Rosette Sifa Vuninga was formerly a Postdoctoral Fellow with the National Institute for Humanities and Social Sciences (2023–2024) and a University Research Committee Fellow (2025) in the Department of Historical Studies at the University of Cape Town. She is a Salzburg Global Fellow in the Rethinking Youth Safety and Justice Systems program (2022–present), a 2024 Individual Research Fellow of the Social Science Research Council’s African Peacebuilding Network (APN), a 2017 recipient of the Harry Frank Guggenheim Foundation’s African Fellowship, a 2019–2022 Andrew Mellon Doctoral Fellow, the 2020 SSRC African Peacebuilding Network Doctoral Fellow, and a 2016 APN Collaborative Research Group Grant awardee.

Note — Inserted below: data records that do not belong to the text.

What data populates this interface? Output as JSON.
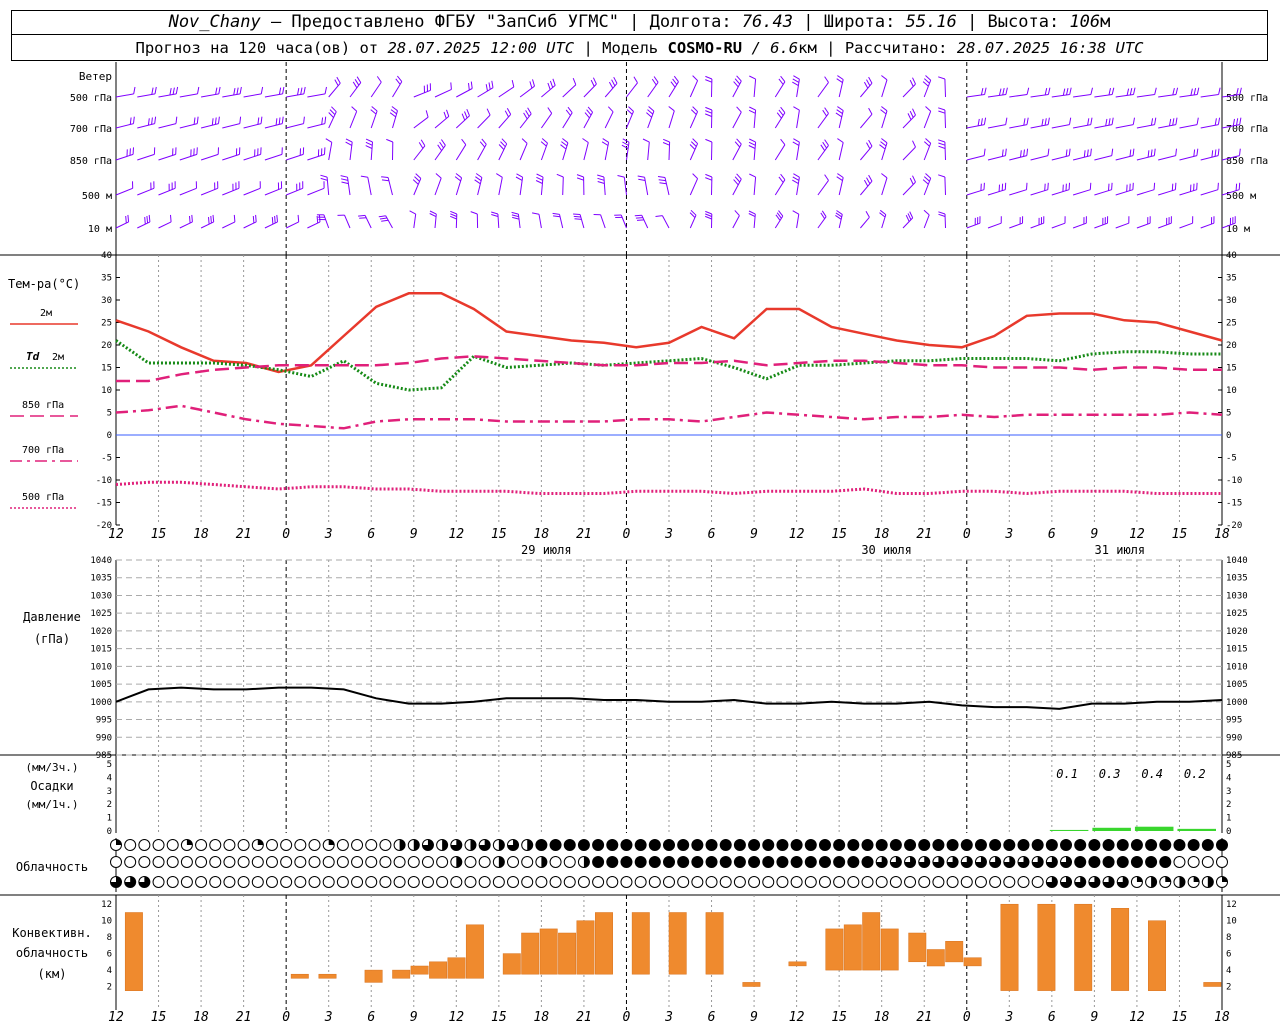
{
  "header": {
    "station": "Nov_Chany",
    "provider": "– Предоставлено ФГБУ \"ЗапСиб УГМС\" |",
    "lon_label": "Долгота:",
    "lon": "76.43",
    "lat_label": "| Широта:",
    "lat": "55.16",
    "alt_label": "| Высота:",
    "alt": "106",
    "alt_unit": "м",
    "forecast_label": "Прогноз на 120 часа(ов) от",
    "forecast_time": "28.07.2025 12:00 UTC",
    "model_label": "| Модель",
    "model": "COSMO-RU",
    "model_res": "/ 6.6",
    "model_res_unit": "км",
    "calc_label": "| Рассчитано:",
    "calc_time": "28.07.2025 16:38 UTC"
  },
  "wind_panel": {
    "title": "Ветер",
    "levels": [
      "500 гПа",
      "700 гПа",
      "850 гПа",
      "500 м",
      "10  м"
    ],
    "barb_color": "#7f00ff"
  },
  "temp_panel": {
    "title": "Тем-ра(°С)",
    "legend": [
      {
        "label": "2м",
        "color": "#e8392c",
        "style": "solid"
      },
      {
        "label": "Td",
        "label2": "2м",
        "color": "#168a16",
        "style": "dotted"
      },
      {
        "label": "850 гПа",
        "color": "#e0207a",
        "style": "dashed"
      },
      {
        "label": "700 гПа",
        "color": "#e0207a",
        "style": "dashdot"
      },
      {
        "label": "500 гПа",
        "color": "#e0207a",
        "style": "dotted"
      }
    ]
  },
  "pressure_panel": {
    "title": "Давление",
    "unit": "(гПа)"
  },
  "precip_panel": {
    "title": "Осадки",
    "unit3": "(мм/3ч.)",
    "unit1": "(мм/1ч.)",
    "labels": [
      "0.1",
      "0.3",
      "0.4",
      "0.2"
    ]
  },
  "cloud_panel": {
    "title": "Облачность"
  },
  "conv_panel": {
    "title1": "Конвективн.",
    "title2": "облачность",
    "unit": "(км)"
  },
  "time_axis": {
    "ticks": [
      "12",
      "15",
      "18",
      "21",
      "0",
      "3",
      "6",
      "9",
      "12",
      "15",
      "18",
      "21",
      "0",
      "3",
      "6",
      "9",
      "12",
      "15",
      "18",
      "21",
      "0",
      "3",
      "6",
      "9",
      "12",
      "15",
      "18"
    ],
    "dates": [
      "29 июля",
      "30 июля",
      "31 июля"
    ]
  },
  "chart_data": [
    {
      "type": "line",
      "title": "Тем-ра(°С)",
      "ylim": [
        -20,
        40
      ],
      "yticks": [
        -20,
        -15,
        -10,
        -5,
        0,
        5,
        10,
        15,
        20,
        25,
        30,
        35,
        40
      ],
      "x_hours": [
        0,
        3,
        6,
        9,
        12,
        15,
        18,
        21,
        24,
        27,
        30,
        33,
        36,
        39,
        42,
        45,
        48,
        51,
        54,
        57,
        60,
        63,
        66,
        69,
        72,
        75,
        78
      ],
      "series": [
        {
          "name": "2м",
          "color": "#e8392c",
          "values": [
            25.5,
            23,
            19.5,
            16.5,
            16,
            14,
            15.5,
            22,
            28.5,
            31.5,
            31.5,
            28,
            23,
            22,
            21,
            20.5,
            19.5,
            20.5,
            24,
            21.5,
            28,
            28,
            24,
            22.5,
            21,
            20,
            19.5,
            22,
            26.5,
            27,
            27,
            25.5,
            25,
            23,
            21
          ]
        },
        {
          "name": "Td 2м",
          "color": "#168a16",
          "values": [
            21,
            16,
            16,
            16,
            15.5,
            14.5,
            13,
            16.5,
            11.5,
            10,
            10.5,
            17.5,
            15,
            15.5,
            16,
            15.5,
            16,
            16.5,
            17,
            15,
            12.5,
            15.5,
            15.5,
            16,
            16.5,
            16.5,
            17,
            17,
            17,
            16.5,
            18,
            18.5,
            18.5,
            18,
            18
          ]
        },
        {
          "name": "850 гПа",
          "color": "#e0207a",
          "values": [
            12,
            12,
            13.5,
            14.5,
            15,
            15.5,
            15.5,
            15.5,
            15.5,
            16,
            17,
            17.5,
            17,
            16.5,
            16,
            15.5,
            15.5,
            16,
            16,
            16.5,
            15.5,
            16,
            16.5,
            16.5,
            16,
            15.5,
            15.5,
            15,
            15,
            15,
            14.5,
            15,
            15,
            14.5,
            14.5
          ]
        },
        {
          "name": "700 гПа",
          "color": "#e0207a",
          "values": [
            5,
            5.5,
            6.5,
            5,
            3.5,
            2.5,
            2,
            1.5,
            3,
            3.5,
            3.5,
            3.5,
            3,
            3,
            3,
            3,
            3.5,
            3.5,
            3,
            4,
            5,
            4.5,
            4,
            3.5,
            4,
            4,
            4.5,
            4,
            4.5,
            4.5,
            4.5,
            4.5,
            4.5,
            5,
            4.5
          ]
        },
        {
          "name": "500 гПа",
          "color": "#e0207a",
          "values": [
            -11,
            -10.5,
            -10.5,
            -11,
            -11.5,
            -12,
            -11.5,
            -11.5,
            -12,
            -12,
            -12.5,
            -12.5,
            -12.5,
            -13,
            -13,
            -13,
            -12.5,
            -12.5,
            -12.5,
            -13,
            -12.5,
            -12.5,
            -12.5,
            -12,
            -13,
            -13,
            -12.5,
            -12.5,
            -13,
            -12.5,
            -12.5,
            -12.5,
            -13,
            -13,
            -13
          ]
        }
      ]
    },
    {
      "type": "line",
      "title": "Давление",
      "ylim": [
        985,
        1040
      ],
      "yticks": [
        985,
        990,
        995,
        1000,
        1005,
        1010,
        1015,
        1020,
        1025,
        1030,
        1035,
        1040
      ],
      "series": [
        {
          "name": "Давление",
          "color": "#000000",
          "values": [
            1000,
            1003.5,
            1004,
            1003.5,
            1003.5,
            1004,
            1004,
            1003.5,
            1001,
            999.5,
            999.5,
            1000,
            1001,
            1001,
            1001,
            1000.5,
            1000.5,
            1000,
            1000,
            1000.5,
            999.5,
            999.5,
            1000,
            999.5,
            999.5,
            1000,
            999,
            998.5,
            998.5,
            998,
            999.5,
            999.5,
            1000,
            1000,
            1000.5
          ]
        }
      ]
    },
    {
      "type": "bar",
      "title": "Осадки",
      "ylim": [
        0,
        5
      ],
      "yticks": [
        0,
        1,
        2,
        3,
        4,
        5
      ],
      "bars": [
        {
          "h": 66,
          "v": 0.1
        },
        {
          "h": 69,
          "v": 0.3
        },
        {
          "h": 72,
          "v": 0.4
        },
        {
          "h": 75,
          "v": 0.2
        }
      ]
    },
    {
      "type": "bar",
      "title": "Конвективн. облачность",
      "ylim": [
        0,
        13
      ],
      "yticks": [
        2,
        4,
        6,
        8,
        10,
        12
      ],
      "bars": [
        [
          1,
          1.5,
          11
        ],
        [
          19,
          3,
          3.5
        ],
        [
          22,
          3,
          3.5
        ],
        [
          27,
          2.5,
          4
        ],
        [
          30,
          3,
          4
        ],
        [
          32,
          3.5,
          4.5
        ],
        [
          34,
          3,
          5
        ],
        [
          36,
          3,
          5.5
        ],
        [
          38,
          3,
          9.5
        ],
        [
          42,
          3.5,
          6
        ],
        [
          44,
          3.5,
          8.5
        ],
        [
          46,
          3.5,
          9
        ],
        [
          48,
          3.5,
          8.5
        ],
        [
          50,
          3.5,
          10
        ],
        [
          52,
          3.5,
          11
        ],
        [
          56,
          3.5,
          11
        ],
        [
          60,
          3.5,
          11
        ],
        [
          64,
          3.5,
          11
        ],
        [
          66,
          3.5,
          3.5
        ],
        [
          68,
          2,
          2.5
        ],
        [
          73,
          4.5,
          5
        ],
        [
          77,
          4,
          9
        ],
        [
          79,
          4,
          9.5
        ],
        [
          81,
          4,
          11
        ],
        [
          83,
          4,
          9
        ],
        [
          86,
          5,
          8.5
        ],
        [
          88,
          4.5,
          6.5
        ],
        [
          90,
          5,
          7.5
        ],
        [
          92,
          4.5,
          5.5
        ],
        [
          96,
          1.5,
          12
        ],
        [
          100,
          1.5,
          12
        ],
        [
          104,
          1.5,
          12
        ],
        [
          108,
          1.5,
          11.5
        ],
        [
          112,
          1.5,
          10
        ],
        [
          118,
          2,
          2.5
        ]
      ]
    }
  ]
}
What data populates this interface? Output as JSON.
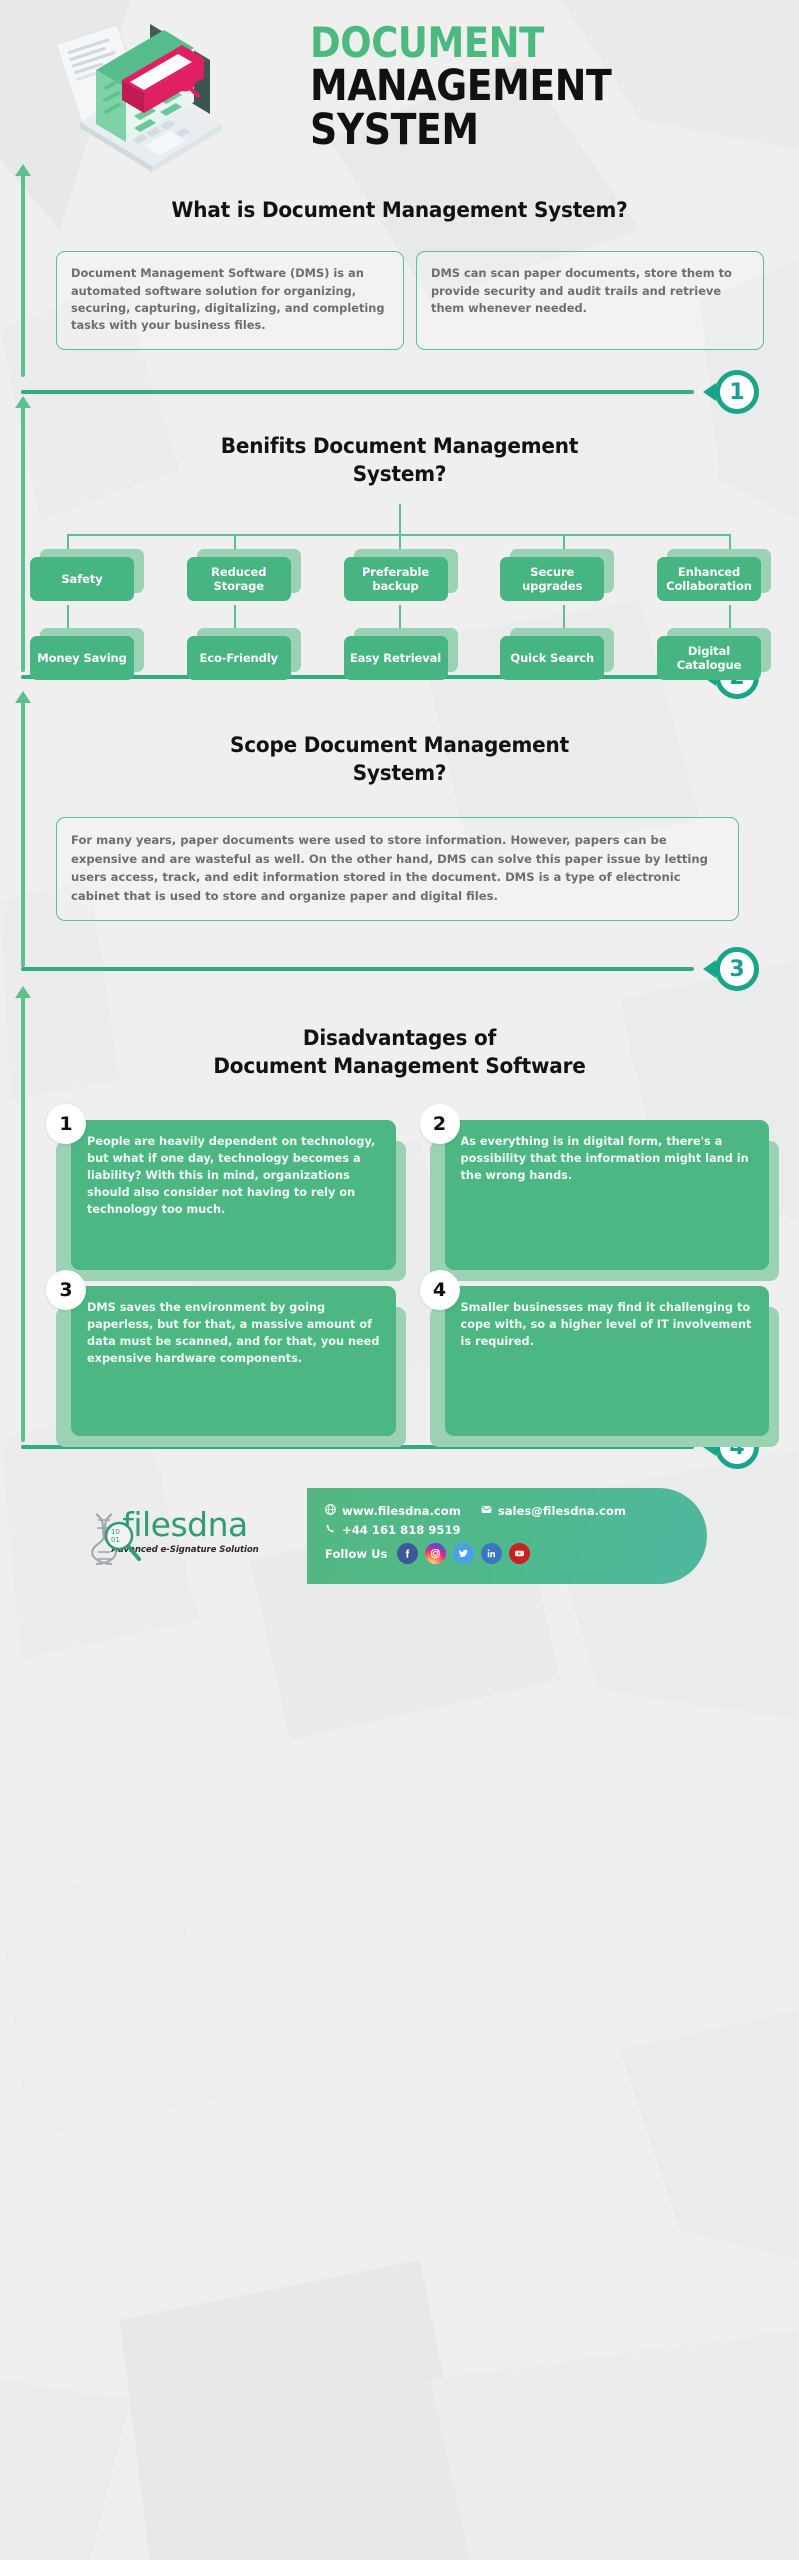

She received her Ph.D. in History from the University of the Western Cape. Her book project, based on her doctoral dissertation, examines how ethnic and regional identities are experienced and negotiated among Congolese migrants in Cape Town. Her broader research focuses on migration, particularly the transborder politics of identity and belonging, homeland politics and activism, transnationalism, and the translocality of conflicts, with a focus on Congolese communities in South Africa. She also studies youth networks of violence, economies of insecurity, and representations of identity and national belonging through popular culture in the postcolonial era. Her publications include peer-reviewed journal articles, book chapters, reviews, and working papers.
As the 2025 Fatema Mernissi Postdoctoral Fellow in Social and Cultural Studies at The Africa Institute, she will work on her monograph based on her Ph.D. research and publish peer-reviewed articles from her ongoing research on Congolese homeland politics and activism in South Africa.